Professors Hill, Painter & Ponomarenko Take on Key Leadership Roles in ALI Projects
The American Law Institute has, for nearly a century, brought together federal and state judges, prominent lawyers, and law professors to clarify and simplify the law, and secure the better administration of justice. ALI projects include Restatements, primarily addressed to courts, Principles, primarily addressed to legislatures, administrative agencies and private actors, and Codes, intended to be enacted by legislatures. One ALI project was the Model Penal Code, which became the foundation for criminal law in more than half of the United States. Twenty seven Minnesota Law faculty members are part of this prestigious organization.
Three Minnesota Law professors—Claire Hill, Richard Painter, and Maria Ponomarenko—have all taken on key leadership roles as associate reporters for three different ALI projects.
“Compliance is a very important topic right now,” says Hill, especially given the many well-publicized compliance failures. It is a subject of great interest to companies and their lawyers, and to regulators. Hill had primary responsibility for the chapter on compliance risk management, which considers how compliance risk should fit into a company’s overall management of all of its risks.
“The field of compliance is growing rapidly,” said Hill. “As a law professor, I’m especially excited about all of the excellent employment opportunities it can provide for students.”
Hill says she especially enjoyed incorporating into her work insights from the psychological literature on how risk arises, why it’s hard to detect, and what to do about it.
‘Real-World Punch’
Professor Ponomarenko is an associate reporter on ALI’s Principles of the Law, Policing project. Twelve of the project’s 14 chapters have been approved by the ALI membership.
As Ponomarenko characterizes it, “The goal of this project is to establish a set of principles for regulating all aspects of policing—ranging from searches and seizures and the use of force, to internal and external accountability systems. It’s a comprehensive set of guidelines to make sure policing is equitable, effective, and minimally harmful.”
Professor Painter’s project, which focuses on government ethics, began in 2009. Significant portions of the draft have already been approved by ALI’s membership, and additional chapters will be presented to the membership at this year’s annual meeting.
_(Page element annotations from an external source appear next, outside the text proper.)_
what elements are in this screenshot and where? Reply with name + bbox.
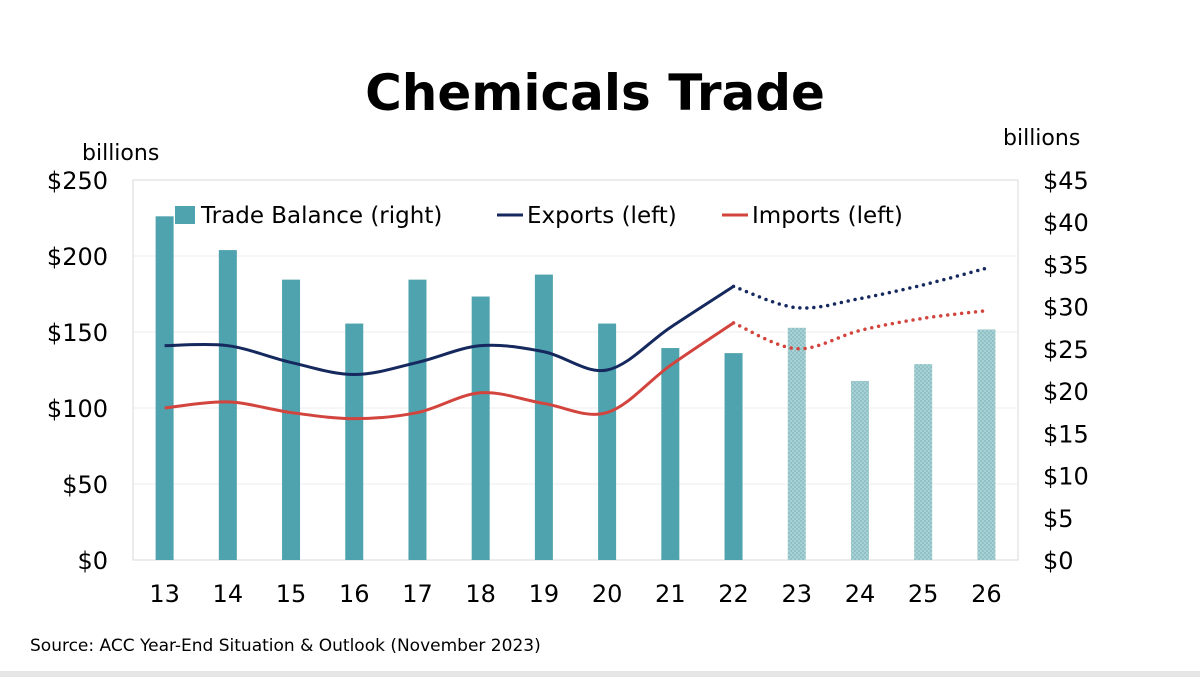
x-tick-label: 20 xyxy=(592,580,623,608)
bar-trade-balance xyxy=(914,364,933,560)
right-tick-label: $5 xyxy=(1043,505,1074,533)
line-exports-forecast xyxy=(731,266,989,310)
bar-trade-balance xyxy=(345,323,364,560)
right-tick-label: $15 xyxy=(1043,420,1089,448)
x-tick-label: 13 xyxy=(149,580,180,608)
bar-trade-balance xyxy=(155,216,174,561)
right-tick-label: $25 xyxy=(1043,336,1089,364)
x-tick-label: 21 xyxy=(655,580,686,608)
legend-swatch-bar xyxy=(175,206,195,224)
left-axis-label: billions xyxy=(82,141,159,166)
left-tick-label: $150 xyxy=(47,319,108,347)
bar-trade-balance xyxy=(598,323,617,560)
x-tick-label: 22 xyxy=(718,580,749,608)
x-tick-label: 25 xyxy=(908,580,939,608)
legend-label: Exports (left) xyxy=(527,203,677,229)
bar-trade-balance xyxy=(977,329,996,560)
right-tick-label: $10 xyxy=(1043,463,1089,491)
left-tick-label: $50 xyxy=(62,471,108,499)
x-tick-label: 19 xyxy=(529,580,560,608)
right-tick-label: $40 xyxy=(1043,209,1089,237)
x-tick-label: 17 xyxy=(402,580,433,608)
bar-trade-balance xyxy=(787,327,806,560)
right-tick-label: $20 xyxy=(1043,378,1089,406)
bar-trade-balance xyxy=(408,279,427,560)
line-exports-actual xyxy=(164,285,735,377)
right-axis-label: billions xyxy=(1003,126,1080,151)
left-tick-label: $200 xyxy=(47,243,108,271)
left-tick-label: $100 xyxy=(47,395,108,423)
chart-title: Chemicals Trade xyxy=(365,64,825,122)
x-tick-label: 26 xyxy=(971,580,1002,608)
line-imports-actual xyxy=(164,321,735,421)
left-tick-label: $0 xyxy=(77,547,108,575)
x-tick-label: 18 xyxy=(465,580,496,608)
legend: Trade Balance (right) Exports (left) Impor… xyxy=(175,203,903,229)
x-tick-label: 24 xyxy=(845,580,876,608)
bar-trade-balance xyxy=(724,353,743,560)
x-tick-label: 15 xyxy=(276,580,307,608)
x-tick-label: 14 xyxy=(213,580,244,608)
bottom-border xyxy=(0,671,1200,677)
x-tick-label: 16 xyxy=(339,580,370,608)
left-tick-label: $250 xyxy=(47,167,108,195)
bar-trade-balance xyxy=(218,250,237,561)
right-tick-label: $35 xyxy=(1043,251,1089,279)
bar-trade-balance xyxy=(471,296,490,560)
bar-trade-balance xyxy=(850,380,869,560)
bar-trade-balance xyxy=(282,279,301,560)
legend-label: Imports (left) xyxy=(752,203,903,229)
x-tick-label: 23 xyxy=(781,580,812,608)
right-tick-label: $30 xyxy=(1043,294,1089,322)
bar-trade-balance xyxy=(661,348,680,560)
plot-area xyxy=(132,179,1019,561)
right-tick-label: $45 xyxy=(1043,167,1089,195)
bar-trade-balance xyxy=(534,274,553,560)
legend-label: Trade Balance (right) xyxy=(200,203,442,229)
right-tick-label: $0 xyxy=(1043,547,1074,575)
source-note: Source: ACC Year-End Situation & Outlook… xyxy=(30,636,541,656)
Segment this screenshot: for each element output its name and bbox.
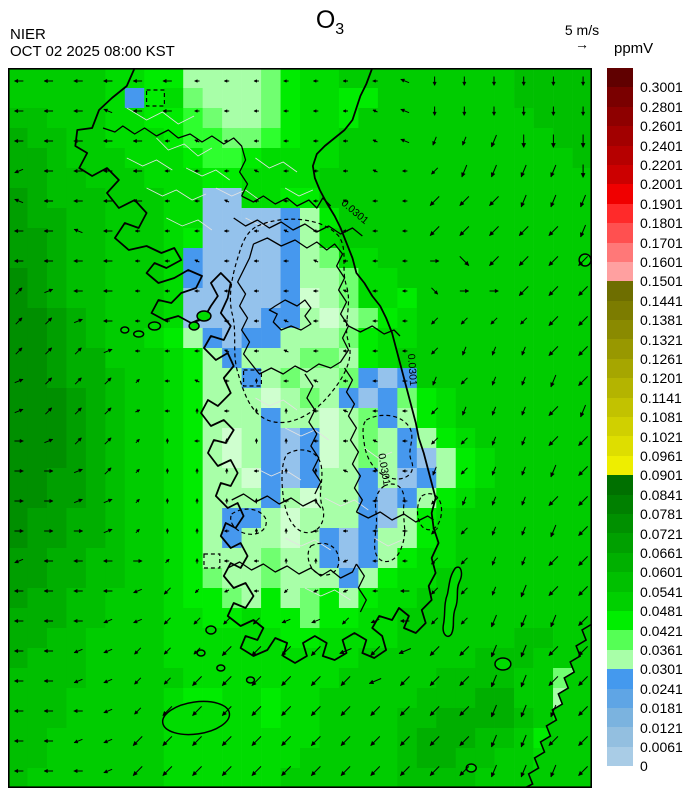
page-title: O3 [0, 6, 660, 39]
wind-reference-label: 5 m/s [564, 22, 600, 38]
colorbar-segment [607, 630, 633, 650]
colorbar-tick-label: 0.3001 [640, 79, 683, 96]
province-boundaries [102, 125, 434, 613]
colorbar-segment [607, 669, 633, 689]
colorbar-tick-label: 0.0901 [640, 467, 683, 484]
colorbar-tick-label: 0.0361 [640, 642, 683, 658]
colorbar-segment [607, 300, 633, 321]
wind-reference-arrow-icon: → [575, 36, 589, 52]
colorbar-tick-label: 0.1801 [640, 215, 683, 232]
colorbar-tick-label: 0 [640, 758, 648, 775]
colorbar-segment [607, 339, 633, 359]
colorbar-tick-label: 0.1601 [640, 254, 683, 270]
colorbar-tick-label: 0.1081 [640, 409, 683, 426]
colorbar-segment [607, 397, 633, 418]
colorbar-segment [607, 591, 633, 611]
colorbar-tick-label: 0.0601 [640, 564, 683, 581]
contour-value-label: 0.0301 [375, 453, 391, 487]
colorbar-tick-label: 0.2001 [640, 176, 683, 193]
colorbar-tick-label: 0.2401 [640, 137, 683, 154]
colorbar-tick-label: 0.0241 [640, 680, 683, 697]
colorbar-segment [607, 727, 633, 747]
colorbar-tick-label: 0.0661 [640, 545, 683, 561]
colorbar-segment [607, 281, 633, 301]
colorbar-segment [607, 87, 633, 107]
colorbar-tick-label: 0.0181 [640, 700, 683, 717]
colorbar-segment [607, 126, 633, 146]
colorbar-segment [607, 203, 633, 224]
map-border [8, 68, 592, 788]
colorbar-segment [607, 533, 633, 553]
concentration-map: 0.0301 0.0301 0.0301 [8, 68, 592, 788]
colorbar-segment [607, 475, 633, 495]
colorbar-segment [607, 145, 633, 165]
colorbar-tick-label: 0.0421 [640, 622, 683, 639]
colorbar-tick-label: 0.0541 [640, 583, 683, 600]
colorbar-segment [607, 223, 633, 243]
colorbar-tick-label: 0.0061 [640, 739, 683, 755]
colorbar-tick-label: 0.1441 [640, 292, 683, 309]
colorbar-segment [607, 184, 633, 204]
coastline [74, 68, 440, 664]
islands [120, 253, 592, 773]
colorbar-segment [607, 494, 633, 514]
colorbar-segment [607, 552, 633, 573]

Professor Kevin Reitz was the reporter on the Model Penal Code: Sentencing, a project that obtained final approval at the 2017 Annual Meeting.
“These projects are sources of model legislation or summaries of existing law across various areas,” explains Ponomarenko. “They aren’t binding, but they’re influential.”
The use of force principles from Ponomarenko’s project were used as the basis for legislation adopted in California in 2019, as well as individual agency policies.
Ponomarenko is also spearheading a national project, in partnership with the Policing Project at New York University Law School, to draft model legislation based on the ALI policing principles. “If we want the principles adopted into law, we have to provide a foundation of model legislation,” she says. “That ultimately may be the piece that has the most real-world punch.”
—By Dan Heilman, a Twin Cities-based freelance writer.